In the end, though, the judge came to a familiar conclusion, one that’s hardly likely to sit comfortably with anyone who has a friend or family member who has gone through the gruelling process of being the complainant in a sexual assault trial.

“Based on the complainant’s evidence, I cannot be sure what happened in that hotel room,” the judge wrote. “It is not safe to convict.”

Even more interesting, though, is something else the judge wrote.

Judge Molloy went on in her verdict to address the way the legal system deals with sexual assault cases, and it’s sobering reading.

“It is sometimes said that the application of these principles is unfair to complainants in sexual assault cases,” Molloy wrote, “that judges are improperly dubious of the testimony of complainants, and that the system is tilted in favour of the accused.”

The problem, though, is that criminal law is intent on guilt or innocence on the part of the accused, and not on the alleged victim.
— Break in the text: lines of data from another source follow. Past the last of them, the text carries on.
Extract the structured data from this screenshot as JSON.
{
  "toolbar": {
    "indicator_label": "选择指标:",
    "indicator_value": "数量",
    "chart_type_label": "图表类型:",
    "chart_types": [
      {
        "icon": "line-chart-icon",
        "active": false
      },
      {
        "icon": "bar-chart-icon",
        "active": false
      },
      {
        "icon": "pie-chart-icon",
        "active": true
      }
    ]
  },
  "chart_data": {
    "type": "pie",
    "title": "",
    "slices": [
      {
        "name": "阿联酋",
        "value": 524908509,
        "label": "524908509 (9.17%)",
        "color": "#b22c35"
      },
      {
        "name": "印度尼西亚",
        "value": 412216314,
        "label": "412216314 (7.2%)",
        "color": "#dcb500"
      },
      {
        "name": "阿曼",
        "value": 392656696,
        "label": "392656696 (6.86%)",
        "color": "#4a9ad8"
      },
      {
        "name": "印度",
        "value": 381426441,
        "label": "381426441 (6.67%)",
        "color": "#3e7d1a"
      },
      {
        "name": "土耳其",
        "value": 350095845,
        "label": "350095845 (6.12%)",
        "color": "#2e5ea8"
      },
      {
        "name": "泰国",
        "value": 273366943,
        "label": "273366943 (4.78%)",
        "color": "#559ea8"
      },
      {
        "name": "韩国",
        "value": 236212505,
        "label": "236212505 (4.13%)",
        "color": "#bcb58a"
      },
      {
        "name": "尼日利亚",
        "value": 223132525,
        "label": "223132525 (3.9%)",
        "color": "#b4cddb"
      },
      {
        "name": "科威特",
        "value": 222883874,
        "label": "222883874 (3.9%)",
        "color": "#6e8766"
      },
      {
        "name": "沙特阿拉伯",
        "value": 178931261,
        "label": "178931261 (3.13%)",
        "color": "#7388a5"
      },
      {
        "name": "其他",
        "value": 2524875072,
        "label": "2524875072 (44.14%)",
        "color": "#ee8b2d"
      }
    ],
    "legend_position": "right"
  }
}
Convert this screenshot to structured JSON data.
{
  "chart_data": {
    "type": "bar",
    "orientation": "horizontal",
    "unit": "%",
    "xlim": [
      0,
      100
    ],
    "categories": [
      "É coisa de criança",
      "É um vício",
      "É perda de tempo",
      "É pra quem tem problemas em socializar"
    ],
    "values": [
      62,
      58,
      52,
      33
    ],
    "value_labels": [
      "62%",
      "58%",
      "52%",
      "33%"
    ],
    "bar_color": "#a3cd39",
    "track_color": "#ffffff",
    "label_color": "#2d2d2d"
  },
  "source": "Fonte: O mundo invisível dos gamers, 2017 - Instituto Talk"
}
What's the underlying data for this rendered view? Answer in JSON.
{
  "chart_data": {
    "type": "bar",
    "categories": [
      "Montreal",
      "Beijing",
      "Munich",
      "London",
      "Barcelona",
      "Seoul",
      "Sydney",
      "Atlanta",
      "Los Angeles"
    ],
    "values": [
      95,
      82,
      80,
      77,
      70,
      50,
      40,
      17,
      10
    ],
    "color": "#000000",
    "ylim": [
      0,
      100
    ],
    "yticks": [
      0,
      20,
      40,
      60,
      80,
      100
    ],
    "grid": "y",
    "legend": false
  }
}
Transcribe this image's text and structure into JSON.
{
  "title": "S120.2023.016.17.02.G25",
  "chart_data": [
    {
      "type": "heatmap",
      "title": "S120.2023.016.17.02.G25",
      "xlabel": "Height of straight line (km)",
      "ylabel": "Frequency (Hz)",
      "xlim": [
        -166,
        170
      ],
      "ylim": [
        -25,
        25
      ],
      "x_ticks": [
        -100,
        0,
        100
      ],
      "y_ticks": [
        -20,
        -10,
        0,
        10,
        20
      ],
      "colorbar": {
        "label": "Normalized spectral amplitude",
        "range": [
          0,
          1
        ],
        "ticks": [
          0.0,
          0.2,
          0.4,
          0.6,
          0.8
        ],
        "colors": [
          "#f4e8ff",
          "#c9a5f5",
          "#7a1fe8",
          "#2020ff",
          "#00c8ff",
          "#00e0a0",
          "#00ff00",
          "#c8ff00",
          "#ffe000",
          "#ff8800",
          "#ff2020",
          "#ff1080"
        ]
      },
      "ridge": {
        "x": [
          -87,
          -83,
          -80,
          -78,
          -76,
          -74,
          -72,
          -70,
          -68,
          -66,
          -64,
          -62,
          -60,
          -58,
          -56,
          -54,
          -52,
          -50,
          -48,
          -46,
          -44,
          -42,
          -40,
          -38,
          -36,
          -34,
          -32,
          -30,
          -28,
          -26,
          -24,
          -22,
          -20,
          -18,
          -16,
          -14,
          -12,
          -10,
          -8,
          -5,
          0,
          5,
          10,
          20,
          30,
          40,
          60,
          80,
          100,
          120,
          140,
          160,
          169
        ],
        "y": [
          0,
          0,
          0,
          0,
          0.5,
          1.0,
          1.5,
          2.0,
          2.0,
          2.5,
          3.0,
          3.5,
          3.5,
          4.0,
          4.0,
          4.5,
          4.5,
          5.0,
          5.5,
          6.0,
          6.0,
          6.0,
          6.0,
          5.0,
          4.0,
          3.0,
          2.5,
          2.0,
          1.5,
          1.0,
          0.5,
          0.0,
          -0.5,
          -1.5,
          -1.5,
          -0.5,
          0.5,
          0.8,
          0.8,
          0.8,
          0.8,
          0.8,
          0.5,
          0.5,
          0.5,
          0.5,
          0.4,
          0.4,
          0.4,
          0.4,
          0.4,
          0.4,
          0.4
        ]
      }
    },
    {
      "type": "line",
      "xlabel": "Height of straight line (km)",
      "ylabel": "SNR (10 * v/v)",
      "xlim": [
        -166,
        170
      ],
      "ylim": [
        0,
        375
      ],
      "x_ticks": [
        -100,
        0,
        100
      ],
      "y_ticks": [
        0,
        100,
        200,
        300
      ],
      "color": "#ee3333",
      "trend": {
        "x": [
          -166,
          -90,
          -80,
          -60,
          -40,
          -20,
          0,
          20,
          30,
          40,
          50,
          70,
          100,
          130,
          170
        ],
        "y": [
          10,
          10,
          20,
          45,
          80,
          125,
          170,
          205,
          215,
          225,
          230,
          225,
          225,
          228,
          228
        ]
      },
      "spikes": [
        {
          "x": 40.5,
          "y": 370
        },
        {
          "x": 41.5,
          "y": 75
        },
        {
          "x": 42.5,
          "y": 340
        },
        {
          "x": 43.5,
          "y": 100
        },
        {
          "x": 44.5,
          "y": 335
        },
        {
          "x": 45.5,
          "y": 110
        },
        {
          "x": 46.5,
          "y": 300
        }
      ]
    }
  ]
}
“The focus of a criminal trial is not the vindication of the complainant,” Molloy wrote. “The focus must always be on whether or not the alleged offence has been proven beyond a reasonable doubt.” The efforts to find that proof, “are necessary protections to avoid wrongful convictions.”

Molloy also took a recent popular approach to sex assault cases head-on: “Although the slogan ‘Believe the victim’ has become popularized of late, it has no place in a criminal trial. To approach a trial with the assumption that the complainant is telling the truth is the equivalent of imposing a presumption of guilt on the person accused of sexual assault and then placing a burden on him to prove his innocence. … That is antithetical to the fundamental principles of justice enshrined in our constitution and the values accompanying our free and democratic society.”

For victims who were assaulted, but whose proof does not go legally far enough, it means re-victimization and the very real personal damage that comes with the justice system essentially saying their assault did not happen.

It’s trite to say that it is the accused who is on trial, not the alleged victim; anyone who comes forward alleging a sexual assault can end up quite clearly being tried in the court of public opinion, even if their identity is protected.

It’s a process that may well increase the number of women who are sexually assaulted but choose not to come forward and press charges.

But how do you address the concern so clearly spelled out by Judge Molloy?

How can the system be improved, without changing the balance and assuming someone is guilty of a crime if they cannot prove their innocence?

If nothing else, it proves that justice and fairness are not the same thing.

Damage is being done.

And that clearly is not justice for all.